The most notable incident involved the accidental shooting death of Darnell Mansoor, a fellow police officer who was shot in 1993 with Officer Underwood's gun.
Although another officer was handling the gun when it went off, Officer Underwood received a 30-day suspension for failure of good behavior.
After another suspension in 1996, an unnamed supervisor attached a handwritten note to a disciplinary report that described Officer Underwood as a discredit to the police division.
According to his personnel file, two of the incidents that led to disciplinary action involved allegations linking him to drugs or suspected drug dealers.
In May 1996, Officer Underwood was suspended for 60 days for leaving his gun out while having sex with a woman who had ties to a drug dealer and who was under criminal investigation.
In 1997, his partner alleged Officer Underwood was smoking marijuana in his police cruiser, his file shows.

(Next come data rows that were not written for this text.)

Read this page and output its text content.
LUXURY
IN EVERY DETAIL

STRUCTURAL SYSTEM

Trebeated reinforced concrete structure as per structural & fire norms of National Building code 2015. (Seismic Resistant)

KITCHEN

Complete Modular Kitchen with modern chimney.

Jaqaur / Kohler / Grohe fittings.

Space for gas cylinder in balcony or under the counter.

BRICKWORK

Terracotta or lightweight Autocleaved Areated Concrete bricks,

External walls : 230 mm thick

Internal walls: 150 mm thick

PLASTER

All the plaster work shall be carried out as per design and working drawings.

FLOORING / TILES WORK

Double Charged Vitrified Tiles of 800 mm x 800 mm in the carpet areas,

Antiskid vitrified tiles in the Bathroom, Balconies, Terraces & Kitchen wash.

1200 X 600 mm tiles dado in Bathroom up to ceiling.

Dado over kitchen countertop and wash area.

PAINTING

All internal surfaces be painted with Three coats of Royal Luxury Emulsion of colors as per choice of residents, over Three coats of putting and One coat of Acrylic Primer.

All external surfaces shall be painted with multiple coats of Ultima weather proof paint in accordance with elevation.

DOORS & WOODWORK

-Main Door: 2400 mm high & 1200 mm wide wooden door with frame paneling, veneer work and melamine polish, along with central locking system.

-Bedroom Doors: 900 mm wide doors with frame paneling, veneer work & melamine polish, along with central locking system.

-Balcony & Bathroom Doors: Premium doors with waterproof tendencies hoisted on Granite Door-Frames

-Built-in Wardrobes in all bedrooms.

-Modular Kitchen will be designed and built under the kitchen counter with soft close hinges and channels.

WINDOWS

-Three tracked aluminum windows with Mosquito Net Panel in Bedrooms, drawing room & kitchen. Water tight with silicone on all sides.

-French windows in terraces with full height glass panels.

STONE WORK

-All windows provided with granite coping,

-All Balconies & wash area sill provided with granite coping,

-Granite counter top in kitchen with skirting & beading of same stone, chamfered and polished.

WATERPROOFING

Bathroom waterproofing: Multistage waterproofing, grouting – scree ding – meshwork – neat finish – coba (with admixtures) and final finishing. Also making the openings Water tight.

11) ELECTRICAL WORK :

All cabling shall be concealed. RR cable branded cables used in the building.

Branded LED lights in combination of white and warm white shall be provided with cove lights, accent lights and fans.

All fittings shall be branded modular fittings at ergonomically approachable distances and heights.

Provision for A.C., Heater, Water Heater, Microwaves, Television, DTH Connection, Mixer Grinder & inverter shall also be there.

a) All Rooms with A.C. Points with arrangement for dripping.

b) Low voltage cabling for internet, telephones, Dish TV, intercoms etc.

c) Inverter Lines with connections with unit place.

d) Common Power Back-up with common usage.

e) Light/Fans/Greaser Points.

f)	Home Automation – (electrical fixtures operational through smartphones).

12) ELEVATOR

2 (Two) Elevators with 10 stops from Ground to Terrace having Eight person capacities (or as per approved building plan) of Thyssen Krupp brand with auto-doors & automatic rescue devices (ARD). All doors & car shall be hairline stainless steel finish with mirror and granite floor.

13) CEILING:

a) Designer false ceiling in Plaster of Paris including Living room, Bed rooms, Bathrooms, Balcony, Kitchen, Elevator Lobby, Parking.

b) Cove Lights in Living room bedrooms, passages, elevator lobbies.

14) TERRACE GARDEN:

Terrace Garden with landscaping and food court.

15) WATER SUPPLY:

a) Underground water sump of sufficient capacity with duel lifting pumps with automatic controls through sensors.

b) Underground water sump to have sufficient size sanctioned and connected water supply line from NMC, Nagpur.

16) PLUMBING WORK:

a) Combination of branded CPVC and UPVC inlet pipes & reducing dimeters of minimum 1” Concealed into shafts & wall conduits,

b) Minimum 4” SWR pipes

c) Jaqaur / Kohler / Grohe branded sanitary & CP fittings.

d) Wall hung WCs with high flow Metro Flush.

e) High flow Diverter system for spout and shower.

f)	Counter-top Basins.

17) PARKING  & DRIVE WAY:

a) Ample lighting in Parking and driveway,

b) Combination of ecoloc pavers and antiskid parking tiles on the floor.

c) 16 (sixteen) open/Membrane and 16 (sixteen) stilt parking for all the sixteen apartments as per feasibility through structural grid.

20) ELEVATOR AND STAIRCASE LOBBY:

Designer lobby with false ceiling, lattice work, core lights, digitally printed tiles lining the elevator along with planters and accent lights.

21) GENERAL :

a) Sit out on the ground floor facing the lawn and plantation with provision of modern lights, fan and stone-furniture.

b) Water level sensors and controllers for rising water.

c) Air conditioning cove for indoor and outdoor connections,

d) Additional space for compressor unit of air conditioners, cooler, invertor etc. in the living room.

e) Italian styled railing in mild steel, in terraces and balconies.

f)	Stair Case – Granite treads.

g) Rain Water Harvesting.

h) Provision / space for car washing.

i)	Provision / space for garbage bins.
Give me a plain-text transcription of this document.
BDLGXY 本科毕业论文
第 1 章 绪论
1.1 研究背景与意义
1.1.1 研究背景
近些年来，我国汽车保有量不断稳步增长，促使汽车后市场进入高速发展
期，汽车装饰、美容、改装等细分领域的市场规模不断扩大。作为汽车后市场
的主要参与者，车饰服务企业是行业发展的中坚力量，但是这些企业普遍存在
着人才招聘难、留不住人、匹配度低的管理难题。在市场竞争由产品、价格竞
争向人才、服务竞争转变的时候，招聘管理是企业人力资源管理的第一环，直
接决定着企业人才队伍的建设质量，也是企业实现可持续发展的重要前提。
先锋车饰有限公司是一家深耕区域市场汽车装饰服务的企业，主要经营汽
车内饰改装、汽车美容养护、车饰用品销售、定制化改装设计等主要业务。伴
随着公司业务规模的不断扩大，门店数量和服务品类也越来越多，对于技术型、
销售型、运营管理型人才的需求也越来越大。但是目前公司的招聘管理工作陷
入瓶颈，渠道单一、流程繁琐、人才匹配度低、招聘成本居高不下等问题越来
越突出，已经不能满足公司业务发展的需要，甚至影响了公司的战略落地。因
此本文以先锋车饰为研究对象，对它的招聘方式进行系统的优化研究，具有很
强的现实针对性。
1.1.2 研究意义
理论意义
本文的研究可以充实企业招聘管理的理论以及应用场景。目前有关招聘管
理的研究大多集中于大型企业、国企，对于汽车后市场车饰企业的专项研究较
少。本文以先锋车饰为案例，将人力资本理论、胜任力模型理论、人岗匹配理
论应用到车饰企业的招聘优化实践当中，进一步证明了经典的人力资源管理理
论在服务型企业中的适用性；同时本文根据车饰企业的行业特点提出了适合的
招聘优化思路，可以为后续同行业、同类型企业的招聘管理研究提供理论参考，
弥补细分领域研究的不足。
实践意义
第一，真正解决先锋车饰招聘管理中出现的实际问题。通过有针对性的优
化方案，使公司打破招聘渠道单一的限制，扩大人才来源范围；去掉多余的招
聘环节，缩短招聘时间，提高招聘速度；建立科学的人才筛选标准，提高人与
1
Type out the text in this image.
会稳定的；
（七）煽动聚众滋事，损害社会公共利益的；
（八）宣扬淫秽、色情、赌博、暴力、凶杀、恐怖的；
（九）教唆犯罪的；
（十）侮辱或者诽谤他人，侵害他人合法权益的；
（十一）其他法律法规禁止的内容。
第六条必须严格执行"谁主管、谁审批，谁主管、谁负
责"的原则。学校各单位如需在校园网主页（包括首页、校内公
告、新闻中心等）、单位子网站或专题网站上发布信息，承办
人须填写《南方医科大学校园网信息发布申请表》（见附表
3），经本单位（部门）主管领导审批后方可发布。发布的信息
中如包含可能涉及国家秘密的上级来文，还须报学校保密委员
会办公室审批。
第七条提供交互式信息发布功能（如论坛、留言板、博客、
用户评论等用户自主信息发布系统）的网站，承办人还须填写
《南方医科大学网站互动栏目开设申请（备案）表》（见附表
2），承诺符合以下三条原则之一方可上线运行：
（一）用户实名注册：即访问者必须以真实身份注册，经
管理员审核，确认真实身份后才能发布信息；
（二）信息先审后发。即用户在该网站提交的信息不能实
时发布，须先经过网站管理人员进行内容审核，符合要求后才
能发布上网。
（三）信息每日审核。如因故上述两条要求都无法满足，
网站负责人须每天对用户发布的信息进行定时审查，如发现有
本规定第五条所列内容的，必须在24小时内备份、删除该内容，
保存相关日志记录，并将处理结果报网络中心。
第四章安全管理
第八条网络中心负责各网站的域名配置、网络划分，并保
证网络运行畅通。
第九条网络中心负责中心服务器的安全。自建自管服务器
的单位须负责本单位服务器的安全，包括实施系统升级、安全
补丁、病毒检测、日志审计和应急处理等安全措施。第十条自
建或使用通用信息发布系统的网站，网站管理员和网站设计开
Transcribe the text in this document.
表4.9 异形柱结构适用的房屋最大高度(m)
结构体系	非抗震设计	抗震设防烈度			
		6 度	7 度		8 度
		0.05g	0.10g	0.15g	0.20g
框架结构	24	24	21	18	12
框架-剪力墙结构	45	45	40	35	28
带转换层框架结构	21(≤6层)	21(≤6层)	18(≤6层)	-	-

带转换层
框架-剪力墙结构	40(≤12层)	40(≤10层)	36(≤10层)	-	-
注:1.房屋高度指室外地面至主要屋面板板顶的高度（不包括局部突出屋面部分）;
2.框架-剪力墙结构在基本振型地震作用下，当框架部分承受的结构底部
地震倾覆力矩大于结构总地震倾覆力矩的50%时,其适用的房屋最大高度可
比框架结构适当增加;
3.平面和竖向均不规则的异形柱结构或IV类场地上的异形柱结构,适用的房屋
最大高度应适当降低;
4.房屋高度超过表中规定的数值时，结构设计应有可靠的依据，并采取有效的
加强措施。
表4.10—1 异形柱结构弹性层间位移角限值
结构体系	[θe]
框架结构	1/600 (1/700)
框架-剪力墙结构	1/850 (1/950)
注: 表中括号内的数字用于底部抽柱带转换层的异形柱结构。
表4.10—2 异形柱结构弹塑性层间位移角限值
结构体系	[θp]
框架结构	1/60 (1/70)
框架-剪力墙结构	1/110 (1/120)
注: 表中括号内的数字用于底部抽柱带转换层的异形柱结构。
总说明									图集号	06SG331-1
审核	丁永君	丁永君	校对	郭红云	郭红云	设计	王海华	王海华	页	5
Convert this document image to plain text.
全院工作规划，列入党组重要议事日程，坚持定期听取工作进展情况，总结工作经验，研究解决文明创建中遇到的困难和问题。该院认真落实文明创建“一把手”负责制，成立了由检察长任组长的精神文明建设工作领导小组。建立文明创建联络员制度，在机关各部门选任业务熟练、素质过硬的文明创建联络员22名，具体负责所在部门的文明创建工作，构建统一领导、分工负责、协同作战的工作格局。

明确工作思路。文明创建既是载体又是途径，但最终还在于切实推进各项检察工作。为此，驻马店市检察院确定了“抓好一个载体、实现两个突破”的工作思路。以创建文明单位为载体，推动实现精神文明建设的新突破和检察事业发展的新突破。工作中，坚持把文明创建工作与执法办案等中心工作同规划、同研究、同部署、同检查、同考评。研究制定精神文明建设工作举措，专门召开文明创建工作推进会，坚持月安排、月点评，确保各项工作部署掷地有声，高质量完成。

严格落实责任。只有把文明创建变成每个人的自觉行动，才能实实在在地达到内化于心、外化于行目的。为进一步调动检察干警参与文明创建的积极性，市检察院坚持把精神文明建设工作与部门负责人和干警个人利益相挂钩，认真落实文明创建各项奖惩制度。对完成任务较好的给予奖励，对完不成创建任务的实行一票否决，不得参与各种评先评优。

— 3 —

No action was taken in that case because evidence was insufficient, Police Chief Thomas Streicher said.The incidents were not enough to cost Officer Underwood his job.
If you look at a singular incident and you can't prove it, alone by itself, it's nothing, Chief Streicher said. But when you throw things together over a period of time, it shows a period of conduct and, eventually, maybe you are able to develop something.
Mr. Allen said that finally happened over the past two years, when officers from the Regional Enforcement Narcotics Unit began building a criminal case against Officer Underwood.
He is not an officer with a stellar record, Mr. Allen said. The more we got into this case, the more shocking the allegations got.
Chief Streicher said the investigation began because Officer Underwood's name kept coming up in connection with suspicious activities.
He said some suspected that Offi cer Underwood was pointing out undercover officers to drug suspects. At times, he said, Officer Underwood would show up at locations that were under surveillance.
Sometimes he was there before we got there, Chief Streicher said.
He said the concerns grew when a police informant began recording conversations with Officer Underwood.
At a bond hearing Friday, an undercover officer testified that those conversations implicated Officer Underwood in several drug deals.
The undercover officer, who was not identified, also said Officer Underwood made threats and boasted of his criminal connections in other states.
He stated on a number of occasions that he would kill the cooperating individual in this particular case, the officer testified. He also threatened to kill anyone, specifically law enforcement officers, who attempted to stop his narcotics trafficking.
In one conversation, Chief Streicher said, Officer Underwood discussed setting up a drug distribution network in Lexington, Ky.
Assistant prosecutor Gus Leon said Officer Underwood arranged two drug deals in September, one for 3 pounds of marijuana and another for 4 pounds.
They said a third deal involving 60 pounds of marijuana and $80,000 was negotiated this month with the police informant.
Mr. Allen said police arrested Officer Underwood at his Roselawn home before he could complete that deal.
He said the investigation would continue but indicated police had found no evidence that other officers were involved in illegal activity.
Prosecutors said they sought a high bond for the 40-year-old officer because his knowledge of police operations and his alleged comments about harming others.
The judge also said he feared Officer Underwood might carry out the threats. He noted that the officer is 6 feet 2 inches and 245 pounds.
He's an enormously powerful man, the judge said before setting bond at $2.5 million. He could kill somebody with his bare hands.
Chief Streicher agreed that the officer, who has been suspended pending a disciplinary hearing Tuesday, posed a serious threat.
He's been in the police division 10 years, he said. He's very familiar with our operations, with our vehicles and with accessing our information.
This makes him an even greater threat to our officers.